Re: [PATCH v1 0/2] Ignore non-LRU-based reclaim in memcg reclaim

From: Johannes Weiner
Date: Wed Mar 08 2023 - 15:17:12 EST


On Wed, Mar 08, 2023 at 10:01:24AM -0800, Yosry Ahmed wrote:
> On Wed, Mar 8, 2023 at 8:00 AM Johannes Weiner <hannes@xxxxxxxxxxx> wrote:
> >
> > Hello Yosry,
> >
> > On Tue, Feb 28, 2023 at 08:50:00AM +0000, Yosry Ahmed wrote:
> > > Reclaimed pages through other means than LRU-based reclaim are tracked
> > > through reclaim_state in struct scan_control, which is stashed in
> > > current task_struct. These pages are added to the number of reclaimed
> > > pages through LRUs. For memcg reclaim, these pages generally cannot be
> > > linked to the memcg under reclaim and can cause an overestimated count
> > > of reclaimed pages. This short series tries to address that.
> >
> > Could you please add more details on how this manifests as a problem
> > with real workloads?
>
> We haven't observed problems in production workloads, but we have
> observed problems in testing using memory.reclaim when sometimes a
> write to memory.reclaim would succeed when we didn't fully reclaim the
> requested amount. This leads to tests flaking sometimes, and we have
> to look into the failures to find out if there is a real problem or
> not.

Ah, that would be great to have in the cover letter. Thanks!

Have you also tested this patch against prod without memory.reclaim?
Just to make sure there are no problems with cgroup OOMs or
similar. There shouldn't be, but, you know...

> > > Patch 1 is just refactoring updating reclaim_state into a helper
> > > function, and renames reclaimed_slab to just reclaimed, with a comment
> > > describing its true purpose.
> >
> > Looking through the code again, I don't think these helpers add value.
> >
> > report_freed_pages() is fairly vague. Report to who? It abstracts only
> > two lines of code, and those two lines are more descriptive of what's
> > happening than the helper is. Just leave them open-coded.
>
> I agree the name is not great, I am usually bad at naming things and
> hope people would point that out (like you're doing now). The reason I
> added it is to contain the logic within mm/vmscan.c such that future
> changes do not have to add noisy diffs to a lot of unrelated files. If
> you have a better name that makes more sense to you please let me
> know, otherwise I'm fine dropping the helper as well, no strong
> opinions here.

I tried to come up with something better, but wasn't happy with any of
the options, either. So I defaulted to just leaving it alone :-)

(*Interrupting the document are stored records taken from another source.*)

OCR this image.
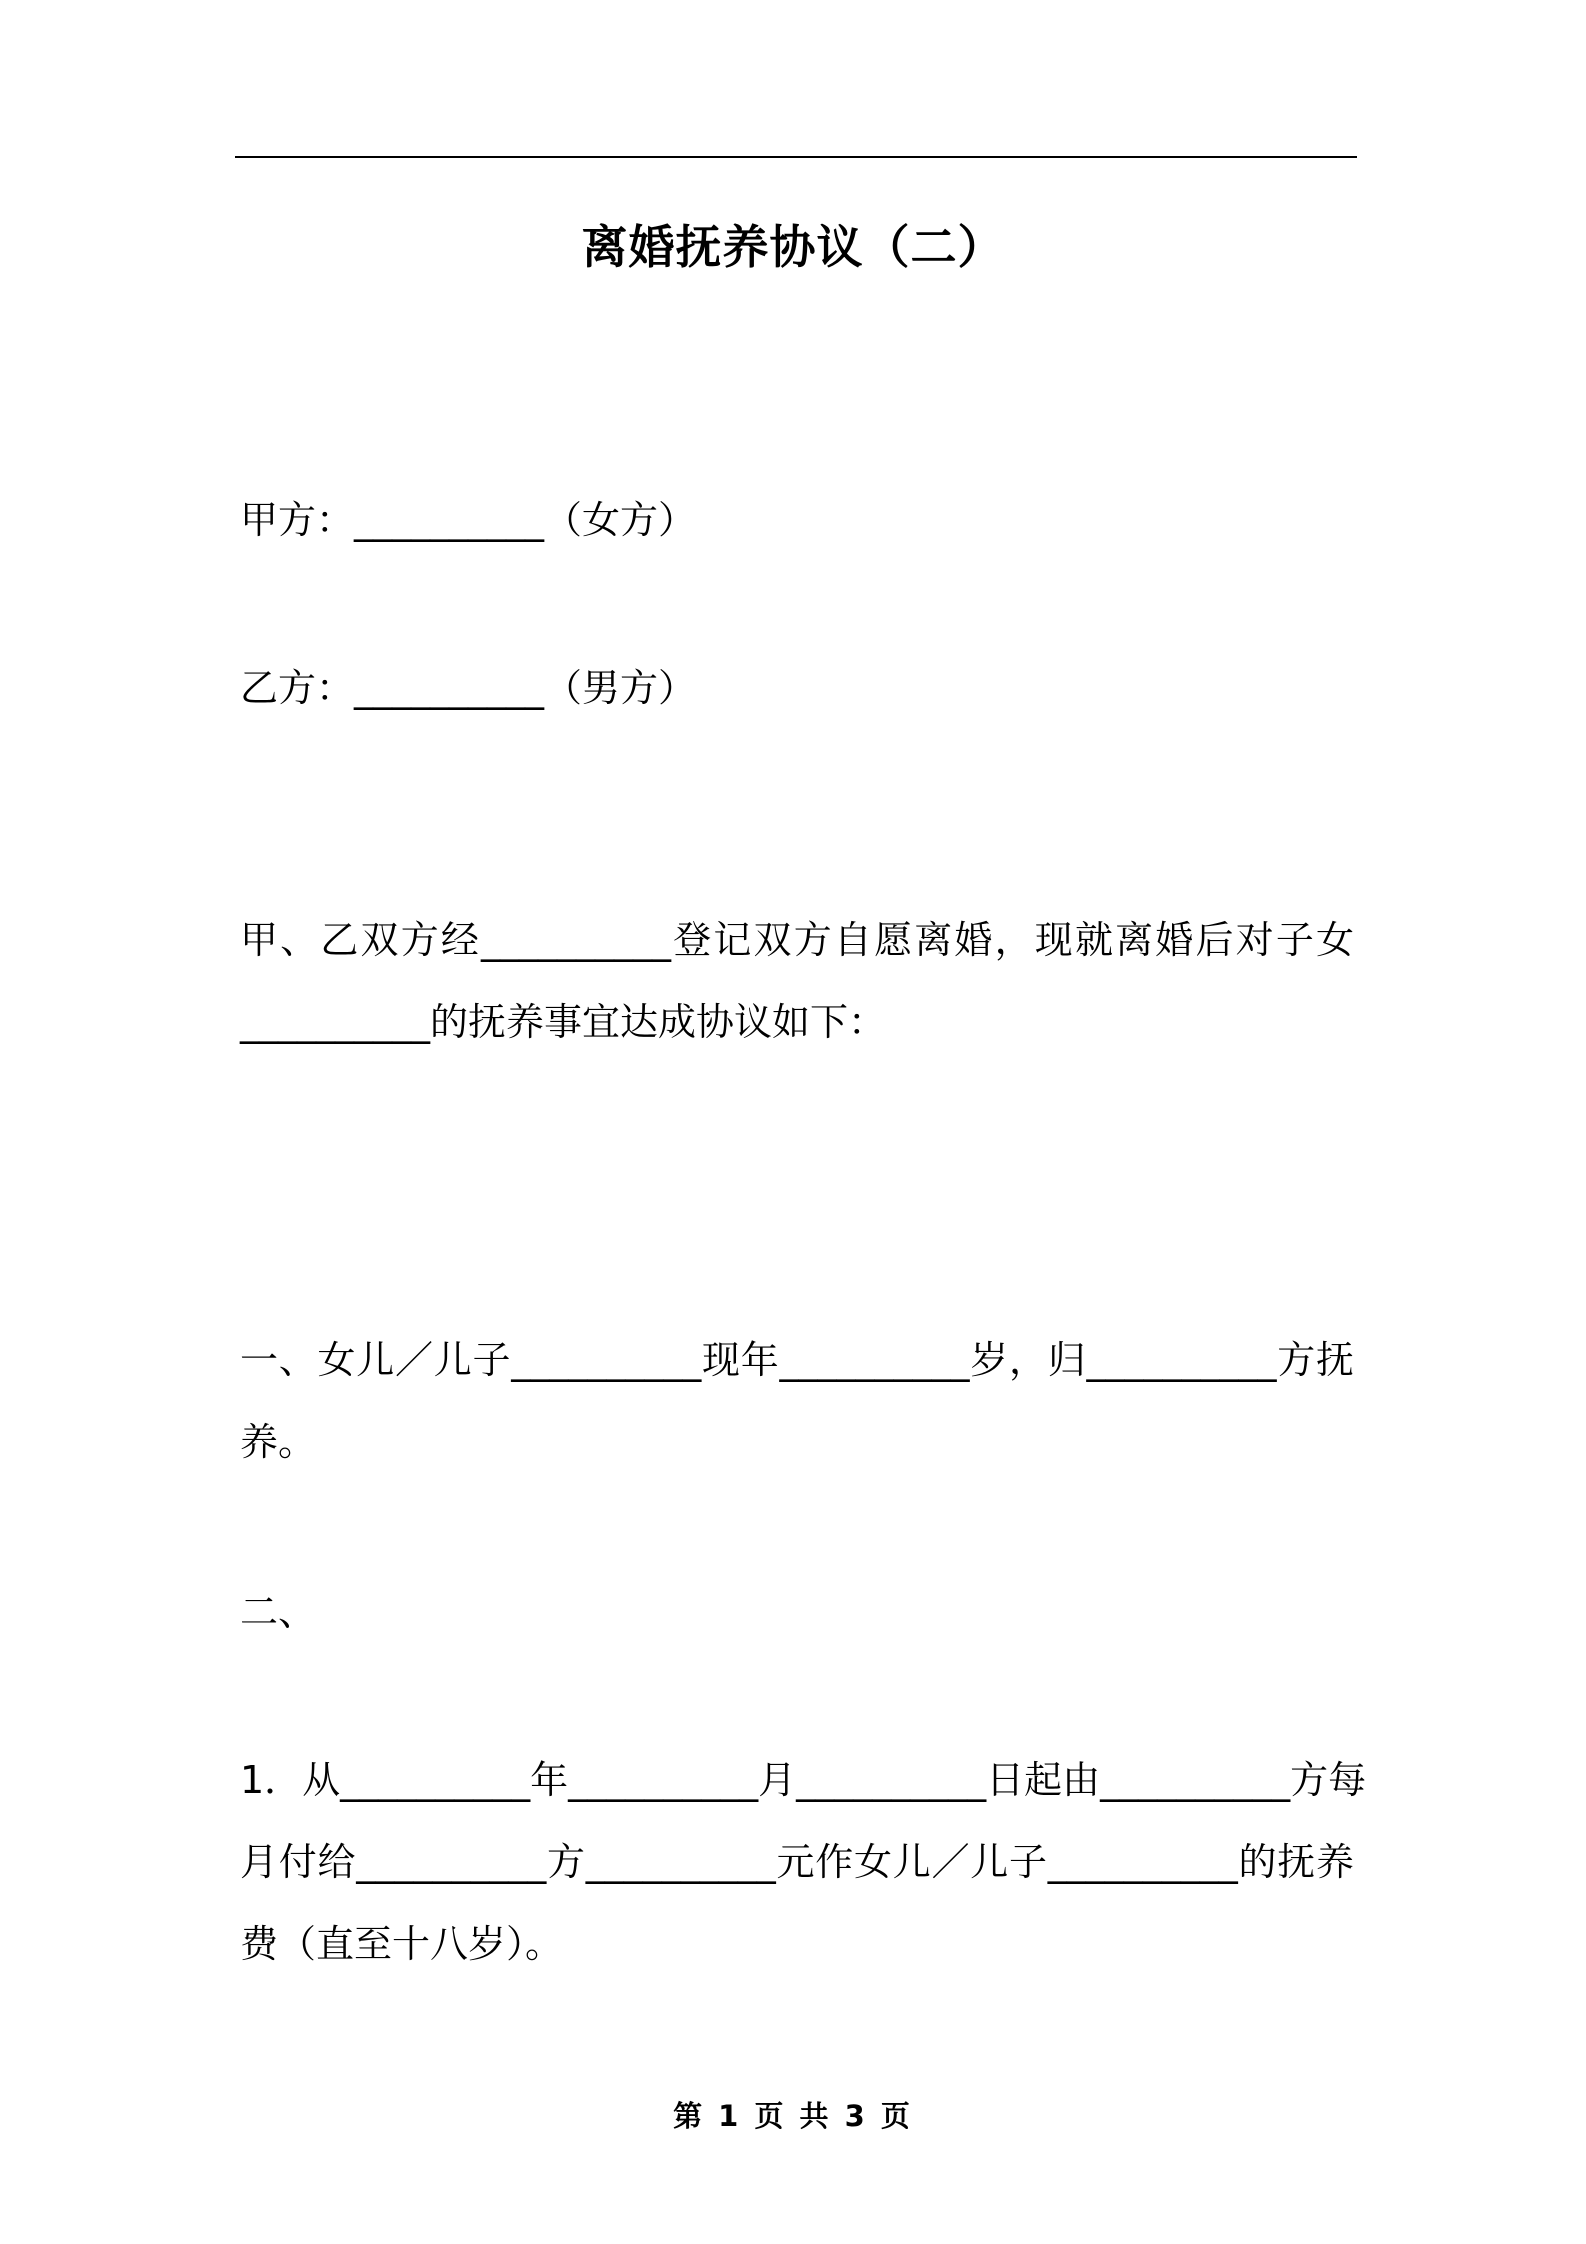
离婚抚养协议（二）
甲方：__________（女方）
乙方：__________（男方）
甲、乙双方经__________登记双方自愿离婚，现就离婚后对子女
__________的抚养事宜达成协议如下：
一、女儿／儿子__________现年__________岁，归__________方抚
养。
二、
1．从__________年__________月__________日起由__________方每
月付给__________方__________元作女儿／儿子__________的抚养
费（直至十八岁）。
第 1 页 共 3 页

It's part of the shrinker API and the name hasn't changed since the
initial git import of the kernel tree. It should be fine, churn-wise.

> > add_non_vmanscan_reclaimed() may or may not add anything. But let's
> > take a step back. It only has two callsites because lrugen duplicates
> > the entire reclaim implementation, including the call to shrink_slab()
> > and the transfer of reclaim_state to sc->nr_reclaimed.
> >
> > IMO the resulting code would overall be simpler, less duplicative and
> > easier to follow if you added a common shrink_slab_reclaim() that
> > takes sc, handles the transfer, and documents the memcg exception.
>
> IIUC you mean something like:
>
> void shrink_slab_reclaim(struct scan_control *sc, pg_data_t *pgdat,
> struct mem_cgroup *memcg)
> {
> shrink_slab(sc->gfp_mask, pgdat->node_id, memcg, sc->priority);
>
> /* very long comment */
> if (current->reclaim_state && !cgroup_reclaim(sc)) {
> sc->nr_reclaimed += current->reclaim_state->reclaimed;
> current->reclaim_state->reclaimed = 0;
> }
> }

Sorry, I screwed up, that doesn't actually work.

reclaim_state is used by buffer heads freed in shrink_folio_list() ->
filemap_release_folio(). So flushing the count cannot be shrink_slab()
specific. Bummer. Your patch had it right by making a helper for just
flushing the reclaim state. But add_non_vmscan_reclaimed() is then
also not a great name because these frees are directly from vmscan.

Maybe simply flush_reclaim_state()?

As far as the name reclaimed_slab, I agree it's not optimal, although
90% accurate ;-) I wouldn't mind a rename to just 'reclaimed'.